Nareene was ecstatic to see the flaming death wrought upon the whole area and I thought the crazy fire-worshipper started touching herself when I turned my back on her. I had a word with Jovian to keep her well away from the incendiary supplies stowed in our baggage ponies. There was no telling what havoc she might unleash with all those powders and resins and whatnot if the idea got into her head.

I left my coterie and was joined by the other magi as we climbed a higher peak for a better view. Flocks of bone vultures circled plumes of black smoke billowing from the burning corpse of the holdfast. Far larger winged monstrosities flapped among them, scattering and snapping at the smaller daemons. The scaly beasts resembled the dragons of old Setharii legend, though fortunately for us they seemed far smaller than those great-fanged stone bones dug from the beaches of the Dragon Coast. Now that the hold had been destroyed and all resistance slaughtered, the thousands of Skallgrim who had been encamped on the valley below were busy tearing down tents and packing away their supplies. It was obvious Kil Noth was their next target.

All seven Arcanum magi stood in silence surveying the large army we pitiful few were somehow supposed stop from rampaging right through the Clanholds and out into the flat and fertile farmlands beyond. We had to hold until help arrived, but I personally doubted we could delay them for more than a few days unless Eva’s military knowledge could work miracles. I could only hope that Krandus and the rest of the Arcanum were even now levelling Ironport and would soon be speeding west to take this army in the rear.

Vincent wiped sweat from his brow as he gawped at the army. “How many had they said? Four to five thousand at most was it?”

Secca shivered and pulled her black and white hood lower over her face, as if to hide. “Five to seven more like.”
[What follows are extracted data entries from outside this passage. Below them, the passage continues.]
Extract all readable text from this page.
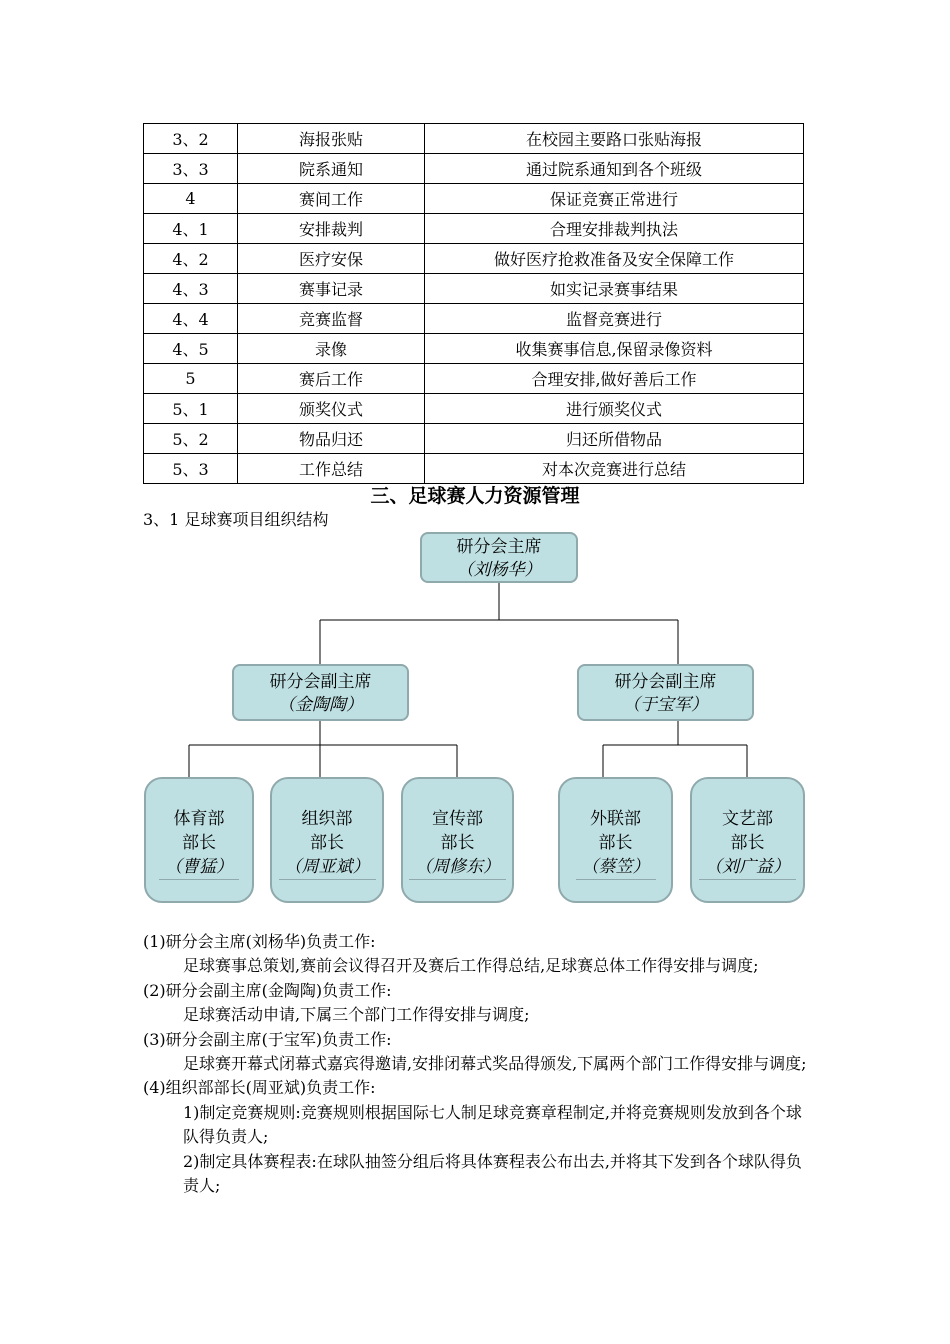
3、2	海报张贴	在校园主要路口张贴海报
3、3	院系通知	通过院系通知到各个班级
4	赛间工作	保证竞赛正常进行
4、1	安排裁判	合理安排裁判执法
4、2	医疗安保	做好医疗抢救准备及安全保障工作
4、3	赛事记录	如实记录赛事结果
4、4	竞赛监督	监督竞赛进行
4、5	录像	收集赛事信息,保留录像资料
5	赛后工作	合理安排,做好善后工作
5、1	颁奖仪式	进行颁奖仪式
5、2	物品归还	归还所借物品
5、3	工作总结	对本次竞赛进行总结
三、足球赛人力资源管理
3、1 足球赛项目组织结构
研分会主席
（刘杨华）
研分会副主席
（金陶陶）
研分会副主席
（于宝军）
体育部
部长
（曹猛）
组织部
部长
（周亚斌）
宣传部
部长
（周修东）
外联部
部长
（蔡笠）
文艺部
部长
（刘广益）

(1)研分会主席(刘杨华)负责工作:

足球赛事总策划,赛前会议得召开及赛后工作得总结,足球赛总体工作得安排与调度;

(2)研分会副主席(金陶陶)负责工作:

足球赛活动申请,下属三个部门工作得安排与调度;

(3)研分会副主席(于宝军)负责工作:

足球赛开幕式闭幕式嘉宾得邀请,安排闭幕式奖品得颁发,下属两个部门工作得安排与调度;

(4)组织部部长(周亚斌)负责工作:

1)制定竞赛规则:竞赛规则根据国际七人制足球竞赛章程制定,并将竞赛规则发放到各个球队得负责人;

2)制定具体赛程表:在球队抽签分组后将具体赛程表公布出去,并将其下发到各个球队得负责人;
Eva and I exchanged glances. “The humans are not the greatest problem,” she said. “We can deal with their greater numbers for a time by bottling them up in the small passes, but those daemons are a tactical nightmare equivalent to having winged cavalry. Bryden, how many could you take care of?”

The aeromancer squinted at the sky above Dun Bhailiol, trying to count. He quickly discovered that to be futile. “Not nearly enough if they swarm us.”

“That’s not all we need to be worried about,” I added. “If I were the Scarrabus I would have infested some of those winged daemons. They will have eyes in the sky able to see everything we do and instantly communicate it to others of their kind on the ground.”

Eva cursed. “Superior information wins wars. Whatever traps and trickery we can employ would be rendered useless.”

Cormac stoked his red beard and nodded to Secca. “Mayhap our colleague could help with that particular problem.”

The illusionist winced. “I would have to bend light over a large area. I’m not sure I could keep that up for long, but I could try.”

Granville’s bushy brows lowered. “Try is not good enough. Test it, and soon. I would not wish to rely on it and have you fail. In any case, these are daemons – do any here know if these bone vultures hunt through sight alone, or do they also utilise sound or smell?” It was an unsettling detail I had overlooked.

Luckily we had Eva, who had studied fighting such things. “The bone vultures are much like our birds of prey, hunting mainly by acute eyesight. The larger flying lizards I have never seen before but I imagine they will take some killing.”